Freelances des campagnes, le sens du tempo

Le freelance est libre… une liberté pleine de pièges et de mirages. Entre la nécessité de délivrer ce que l’on a vendu et celle de rencontrer de nouveaux prospects pour assurer l’avenir, il n’est pas facile d’arbitrer. Sans compter sur l’obligation, moins impérieuse, mais pourtant critique, de continuer à apprendre et à se former sur des métiers et des outils qui évoluent à toute vitesse. Livrés à nous-mêmes, il faut une certaine expérience et une sacré discipline pour naviguer efficacement entre ces différents impératifs, entre ces différents temps du travail.

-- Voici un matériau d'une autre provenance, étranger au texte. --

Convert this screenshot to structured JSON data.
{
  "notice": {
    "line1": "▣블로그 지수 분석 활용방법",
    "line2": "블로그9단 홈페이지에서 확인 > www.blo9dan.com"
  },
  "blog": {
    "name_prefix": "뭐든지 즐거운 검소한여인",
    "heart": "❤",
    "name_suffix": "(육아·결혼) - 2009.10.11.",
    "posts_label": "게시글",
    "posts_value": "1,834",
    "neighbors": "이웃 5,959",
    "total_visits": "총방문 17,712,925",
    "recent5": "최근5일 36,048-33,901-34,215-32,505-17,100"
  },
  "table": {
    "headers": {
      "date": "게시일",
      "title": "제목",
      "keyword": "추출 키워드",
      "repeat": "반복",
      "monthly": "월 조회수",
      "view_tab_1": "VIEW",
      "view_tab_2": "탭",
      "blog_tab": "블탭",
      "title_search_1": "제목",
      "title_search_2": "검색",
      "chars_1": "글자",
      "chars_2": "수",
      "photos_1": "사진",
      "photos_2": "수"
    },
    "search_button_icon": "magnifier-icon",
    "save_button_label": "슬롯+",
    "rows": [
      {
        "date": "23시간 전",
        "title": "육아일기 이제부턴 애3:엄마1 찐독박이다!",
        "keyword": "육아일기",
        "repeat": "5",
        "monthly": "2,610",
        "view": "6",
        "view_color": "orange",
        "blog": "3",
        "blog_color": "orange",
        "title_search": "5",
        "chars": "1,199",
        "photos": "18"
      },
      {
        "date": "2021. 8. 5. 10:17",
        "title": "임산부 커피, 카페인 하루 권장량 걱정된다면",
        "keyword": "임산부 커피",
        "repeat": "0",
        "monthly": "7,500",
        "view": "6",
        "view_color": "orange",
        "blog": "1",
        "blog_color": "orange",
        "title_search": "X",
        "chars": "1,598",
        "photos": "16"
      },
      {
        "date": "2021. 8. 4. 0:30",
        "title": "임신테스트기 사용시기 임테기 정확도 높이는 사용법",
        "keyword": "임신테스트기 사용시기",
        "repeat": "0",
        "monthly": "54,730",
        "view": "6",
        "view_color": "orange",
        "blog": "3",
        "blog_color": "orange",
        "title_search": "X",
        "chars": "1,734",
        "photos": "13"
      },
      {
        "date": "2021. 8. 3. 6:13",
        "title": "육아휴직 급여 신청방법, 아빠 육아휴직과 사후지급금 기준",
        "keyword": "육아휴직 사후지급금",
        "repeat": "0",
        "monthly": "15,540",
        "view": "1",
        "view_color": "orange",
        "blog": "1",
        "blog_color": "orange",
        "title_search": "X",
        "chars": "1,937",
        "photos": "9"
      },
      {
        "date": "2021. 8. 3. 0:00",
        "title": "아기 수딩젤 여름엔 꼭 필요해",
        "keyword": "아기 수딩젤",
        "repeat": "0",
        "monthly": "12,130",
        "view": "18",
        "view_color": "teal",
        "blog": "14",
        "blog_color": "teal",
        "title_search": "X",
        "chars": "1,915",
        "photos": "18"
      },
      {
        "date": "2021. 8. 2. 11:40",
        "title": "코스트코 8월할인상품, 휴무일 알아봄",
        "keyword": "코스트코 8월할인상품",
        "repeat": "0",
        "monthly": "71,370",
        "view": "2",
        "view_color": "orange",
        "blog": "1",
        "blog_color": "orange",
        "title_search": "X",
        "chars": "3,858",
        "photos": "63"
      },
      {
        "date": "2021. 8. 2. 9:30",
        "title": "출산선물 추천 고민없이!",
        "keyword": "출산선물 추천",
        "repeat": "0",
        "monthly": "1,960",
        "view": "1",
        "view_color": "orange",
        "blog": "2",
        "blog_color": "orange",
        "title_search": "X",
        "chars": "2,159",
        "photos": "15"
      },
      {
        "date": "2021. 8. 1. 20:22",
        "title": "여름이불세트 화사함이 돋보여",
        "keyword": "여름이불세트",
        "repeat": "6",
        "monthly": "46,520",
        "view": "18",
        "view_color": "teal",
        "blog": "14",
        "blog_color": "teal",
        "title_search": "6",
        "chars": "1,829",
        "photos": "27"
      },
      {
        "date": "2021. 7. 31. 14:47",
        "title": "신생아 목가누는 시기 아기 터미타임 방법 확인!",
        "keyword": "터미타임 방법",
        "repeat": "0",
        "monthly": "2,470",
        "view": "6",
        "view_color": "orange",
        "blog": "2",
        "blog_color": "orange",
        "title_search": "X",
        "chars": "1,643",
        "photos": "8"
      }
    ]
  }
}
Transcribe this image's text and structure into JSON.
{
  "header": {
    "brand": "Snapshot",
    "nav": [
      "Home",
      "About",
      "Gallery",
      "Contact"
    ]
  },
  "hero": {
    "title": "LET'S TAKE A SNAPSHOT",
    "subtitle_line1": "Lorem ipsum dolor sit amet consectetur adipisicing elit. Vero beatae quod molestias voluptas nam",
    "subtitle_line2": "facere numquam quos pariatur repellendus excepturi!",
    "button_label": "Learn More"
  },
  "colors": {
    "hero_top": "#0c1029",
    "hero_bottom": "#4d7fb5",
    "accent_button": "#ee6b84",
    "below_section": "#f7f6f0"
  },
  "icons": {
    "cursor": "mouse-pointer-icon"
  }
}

Le retrait que nous impose notre vie à la campagne nous y aide.

Un temps pour tout

Parfois, la contrainte ne fait pas de mal. Les indépendants qui ont quitté la ville pour la campagne en savent quelque chose. C’est ce qui ressort des diverses discussions que j’ai pu avoir avec ces pionniers d’un nouvel exode urbain. Contraints par leur localisation, ces derniers se retrouvent dans l’obligation de segmenter leur vie professionnelle.

À chaque lieu correspond un temps particulier, à chacun de ces temps, une tâche spécifique.

Le temps productif

Lorsque l’on est dans sa campagne, au fond de sa vallée ou au bord de l’océan, on sait, pour sûr, qu’on ne se rendra pas à ce Meetup alléchant sur l’holacratie, pas plus qu’on rejoindra les « collègues » autour d’un verre pour débattre de l’avenir des crypto-monnaies. Exit aussi la soirée de lancement de la startup de votre ancienne collègue. Même tarif pour le dej avec ce porteur de projet qui aimerait bien discuter avec vous de l’innovation en milieu rural. Pas possib’ ! Si cette indisponibilité aux choses extérieures peut être frustrante pour le freelance exilé, elle a le grand mérite de nous forcer à rester concentrés sur une seule chose : produire ! Que ce soit des lignes de codes, des images, des textes ou encore bien des choses.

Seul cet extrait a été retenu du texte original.